A Broader Retreat From Climate Science
The OOI dismantling is part of a broader pattern of the Trump administration scaling back climate and environmental science. The administration’s proposed 2026 budget included a 55% cut to the NSF, and on April 28, 2026, Trump fired all members of the National Science Board, the independent governing body of the NSF, as The Guardian reported. The administration has also moved to reduce staffing at NOAA and the EPA, ease emissions regulations, and expand deep-sea mining.
Legal Questions and the Race Against Time
Federal appropriations law (31 U.S.C. 1301) requires the NSF to notify the House and Senate Appropriations Committees at least 30 days in advance of any planned decommissioning of agency-owned facilities or assets valued at more than $2.5 million. The House letter stated that no such notification had been transmitted. Merkley said his office was still confirming whether formal notification was given, but added: “If there was no notification, this would appear to be illegal.”
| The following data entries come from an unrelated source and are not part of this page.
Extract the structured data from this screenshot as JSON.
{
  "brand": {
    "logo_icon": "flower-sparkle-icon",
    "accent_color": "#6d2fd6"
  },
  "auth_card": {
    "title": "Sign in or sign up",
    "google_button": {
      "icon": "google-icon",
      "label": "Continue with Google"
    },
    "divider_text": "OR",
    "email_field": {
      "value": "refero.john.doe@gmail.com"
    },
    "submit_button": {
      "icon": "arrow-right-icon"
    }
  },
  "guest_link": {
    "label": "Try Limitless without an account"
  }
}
The urgency is acute: scientists are scheduled to begin pulling the first buoy off the Oregon coast on Tuesday, June 16. The NSF’s phased recovery plan spans approximately 15 months, with the Endurance Array recovery already underway, Pioneer Array recovery planned for June 2027, and the Irminger Sea and Station Papa Arrays scheduled for summer 2027.
Scientists Warn of Irreparable Damage
Scientists warn that dismantling the OOI would create an “irreparable blind spot” for monitoring El Niño, coastal flooding, and storm forecasting. Chris Robbins, Ocean Conservancy’s Associate Director of Scientific Initiatives, called the decision “absolutely myopic,” stating: “Walking away from a $369-million investment in a state-of-the-art system, a feat of engineering already paid for by the American people, is absolutely myopic. This system is a vital scientific asset that quietly protects American lives, communities and the economy through unfettered access to world-class scientific data,” as reported by Ocean Conservancy.
Hilary Palevsky, a professor of marine biogeochemistry and oceanography at Boston College, warned that the loss extends beyond hardware. “If we want to put [the instruments] back out again, we need people who know how to do it and the team that knows how to do it is being dismantled along with the infrastructure program itself,” she told The Guardian. “We’re potentially at risk of having a gap in our ability to regain the expertise to do things that we had sort of just figured out how to pull off.”
What’s Next
The coming days will be critical. With the first buoy scheduled for removal on Tuesday, lawmakers are racing against the clock. The Senate letter specifically cited the approaching El Niño — a periodic Pacific warming that disrupts weather patterns — as evidence that the cuts are particularly ill timed. “Eliminating most of this complex ocean monitoring system threatens the safety of our coastal communities while undermining our nation’s ability to monitor coastal environments, marine currents, and extreme weather events,” the senators wrote.
As the legal and legislative battles unfold, the scientific community watches with alarm. The OOI has been designated as a UN Ocean Decade endorsed project, and all previously collected data will remain accessible through the OOI Data Center through September 2028. But without intervention, the real-time data streams that have transformed ocean science for a decade will soon fall silent.